Mas, se bem se notar, o citado caminho de pé posto não atravessava sequer o prédio das AA., como a Ré preconiza na sua contestação, ou seja, na direcção do marco da Freguesia e coincidente com o traçado do caminho que, em hoje em dia, existe dentro do prédio das AA., do lado Nascente da casa aí construída. Como se provou, esse caminho entre o poço, existente no interior do prédio dos AA. e perto da extrema Norte, e os pilares colocados no acesso perto da casa, inflectia para Nascente, antes de chegar ao prédio das AA.. O caminho existente dentro do prédio das AA. foi construído, entre 1961 e 1974, pelo pai das AA., a partir do caminho referido de pé posto que foi alargado, alargamento esse feito, no ano de 1961, sobre terreno pertencente hoje em dia ao E.

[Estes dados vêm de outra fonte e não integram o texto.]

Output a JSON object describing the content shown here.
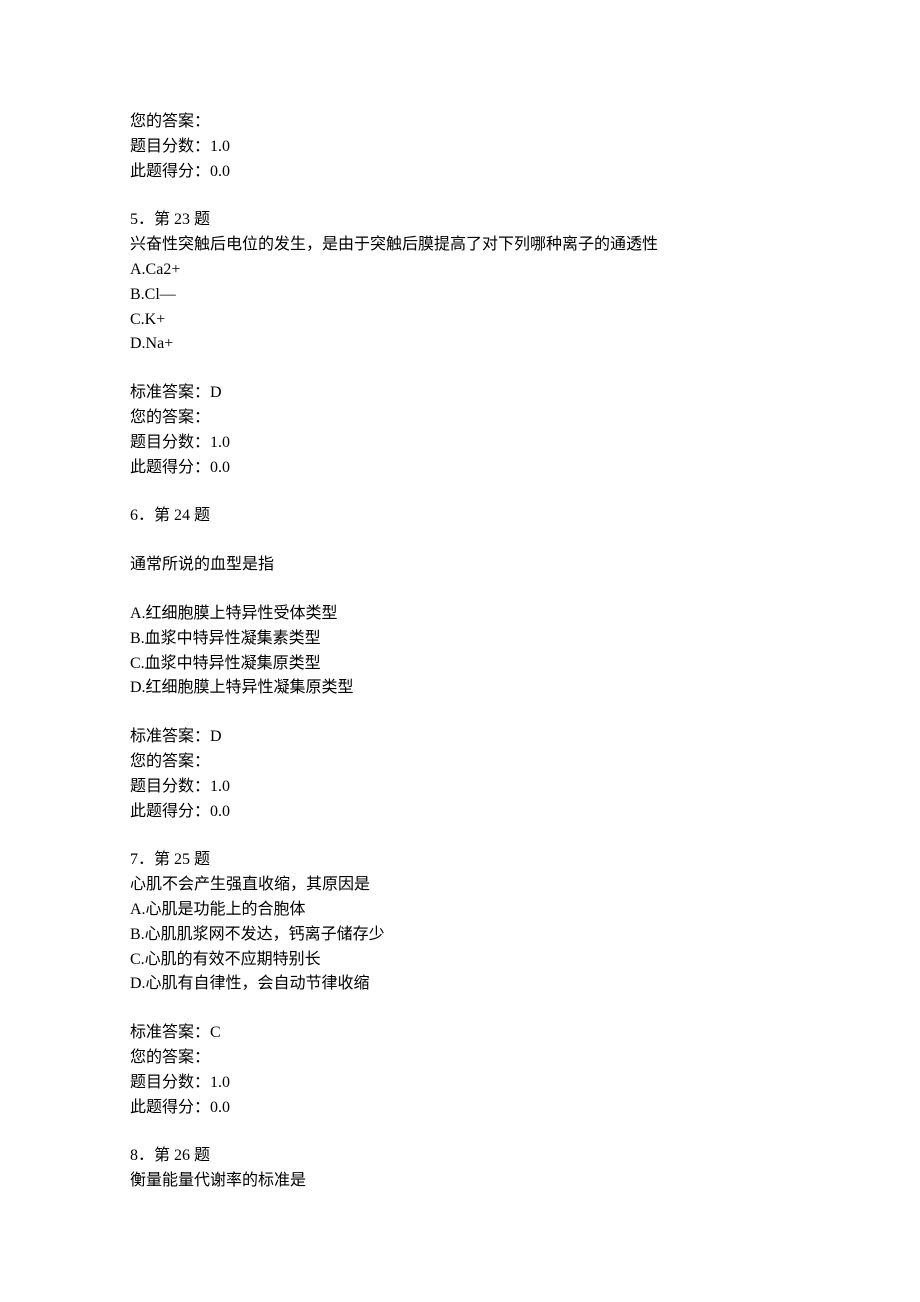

Defende, porém, a Apelante, na conclusão 2ª, que o documento junto aos autos e certificado pelo Instituto Português de Cartografia e Cadastro prova que, afinal, o dito caminho ao chegar ao limite do prédio das AA. não flecte para Nascente, como o Tribunal "a quo" deu como provado, mas, antes, continuava em frente entrando no prédio pertencente às AA.. De forma alguma, dir-se-á, poderia este Tribunal alterar a decisão sobre a matéria de facto a esse respeito, porque tal documento, só por si, não contém a virtualidade probatória almejada pela Apelante e definir trajectória para o caminho diversa daquela a que chegou a 1ª instância.
Mesmo que sugerisse tal trajectória, sempre a sua força probatória poderia ser destruída por quaisquer outras provas. E este Tribunal só pode alterar a decisão sobre a matéria de facto no estrito condicionalismo previsto nas alíneas do nº1 do artº 712º do CPC. É, pois, incontroverso, tal como se perfilhou na 1ª instância, que o caminho existente dentro do prédio dos AA. e que fora construído pelo pai, a Nascente da casa, na continuação do caminho de pé posto que fora alargado, é um caminho particular.
Improcedem, em consequência, as conclusões 1ª e 2ª.
III-2)- Na conclusão 3ª defende a Apelante que o caminho na parte em que atravessa o prédio dos AA., e até à distância de 50 metros da linha de pleno enchimento da Albufeira, constitui uma servidão administrativa de acesso do público às águas da albufeira.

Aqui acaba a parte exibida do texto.